Data volume and complexity: How much data do you have, and how intricate are the relationships between documents?
Query performance: How quickly do you need results returned?
Scalability: Can the database handle growing data volumes and query loads?
Cost: Evaluate the pricing models of each service to find the most cost-effective solution. AWS provides detailed documentation and pricing information for each service, empowering you to make an informed decision.

As described in the previous section, each AWS service presented has its own characteristics.

When choosing for a specific vector database / search engine, other factors that must be taken into account are:

Seamless integration with third-party data repositories:
Amazon Kendra leverages built-in connectors to a wide variety of data repositories, seamlessly integrating data within its searchable indexes.
Amazon Neptune Analytics offers direct connections to S3 Buckets and Amazon Neptune endpoints.
Integrated connectors streamline the ingestion pipeline (i.e., loading documents into the database), minimizing development effort and ensuring ongoing synchronization of fresh content within the vector database.
Effortless embedding management:
Amazon Kendra effortlessly manages the vector embedding creation and management, so you don’t have to deal with low-level complexities.
On the counterpart, while Amazon Kendra handles embedding creation internally, the other services empower you to (1.) tailor the embedding process to your specific needs and (2.) evaluate different LLMs to identify the optimal fit for your application.
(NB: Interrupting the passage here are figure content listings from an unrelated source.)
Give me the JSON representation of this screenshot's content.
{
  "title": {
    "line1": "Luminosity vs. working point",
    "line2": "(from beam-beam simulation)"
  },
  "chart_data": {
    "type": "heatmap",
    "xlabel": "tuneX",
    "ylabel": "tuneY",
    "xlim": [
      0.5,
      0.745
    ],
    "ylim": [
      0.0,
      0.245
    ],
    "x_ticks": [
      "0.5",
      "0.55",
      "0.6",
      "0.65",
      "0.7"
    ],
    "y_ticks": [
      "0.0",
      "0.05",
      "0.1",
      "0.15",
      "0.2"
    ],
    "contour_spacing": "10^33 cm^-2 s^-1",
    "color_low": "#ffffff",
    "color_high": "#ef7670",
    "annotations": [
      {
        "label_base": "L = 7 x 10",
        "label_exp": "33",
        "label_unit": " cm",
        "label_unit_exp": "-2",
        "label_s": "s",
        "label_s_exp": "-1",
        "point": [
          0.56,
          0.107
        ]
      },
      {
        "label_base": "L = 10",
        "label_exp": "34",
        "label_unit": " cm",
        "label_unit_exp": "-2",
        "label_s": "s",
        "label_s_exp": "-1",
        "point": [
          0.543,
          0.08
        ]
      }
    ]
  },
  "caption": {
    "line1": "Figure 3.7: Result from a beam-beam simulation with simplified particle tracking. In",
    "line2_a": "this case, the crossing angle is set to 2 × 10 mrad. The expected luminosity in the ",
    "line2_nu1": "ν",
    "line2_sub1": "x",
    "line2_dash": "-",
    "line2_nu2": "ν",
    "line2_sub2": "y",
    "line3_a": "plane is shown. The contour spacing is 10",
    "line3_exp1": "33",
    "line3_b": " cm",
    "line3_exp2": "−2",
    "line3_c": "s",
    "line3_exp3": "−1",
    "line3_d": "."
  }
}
Large Language Models on AWS: Amazon Bedrock

Harness the power of large language models (LLMs) seamlessly with Amazon Bedrock. This service simplifies LLMs integration, enabling you to leverage pre-trained models like Jurassic-1 Jumbo or Megatron-Turing NLG for various tasks, including:

Text generation: Craft compelling product descriptions, marketing copy, or even creative content.
Question answering: Empower your applications with the ability to answer user queries in an informative and comprehensive manner.
Code generation: Generate code snippets based on natural language descriptions, accelerating development processes.

Bedrock offers flexible deployment options, allowing you to choose between managed and self-managed instances, and provides transparent pricing based on usage.

Takeaways

RAG Framework: Seamlessly incorporate your domain expertise into existing language models without extensive training.
Skip building models from scratch and accelerate time-to-market.
Leverage a variety of AWS services, such as vector databases and Amazon Bedrock, to tailor your RAG solution.
Select the tools best suited to your data, performance, and cost requirements.

Appendix

Word embeddings are vector representations of words within a N-dimensional vector space.

Consider the following 2-dimensional vector space example:

Semantically different words are represented far from each other.
Semantically similar words, instead, are vectors close to each other.

When searching for information within a vector database, the query is projected within the same vector space of the word embeddings.

For instance, consider the query “synonyms of happy”:

Similarity measures are meant to retrieve the closest embedding found, with respect to the input query.

In this simple example, “happy” is projected close to its most semantically similar words — i.e., the “joyful”, “elated”, “excited” word embeddings cluster.

In the domain of Text Retrieval (TR), the objective is to retrieve, given a user query, a subset of documents from a Data Lake that exhibit the highest degree of semantic similarity or relevance to the query.

Imagine having N documents, each represented as a data point within a 2-Dimensional Euclidean space.

Imagine now to project a query into the same 2-Dimensional Euclidean space (the blue point).

The most simple semantic similarity measure you can think of, indeed, is the 2-Dimensional Euclidean distance between the query and the N documents.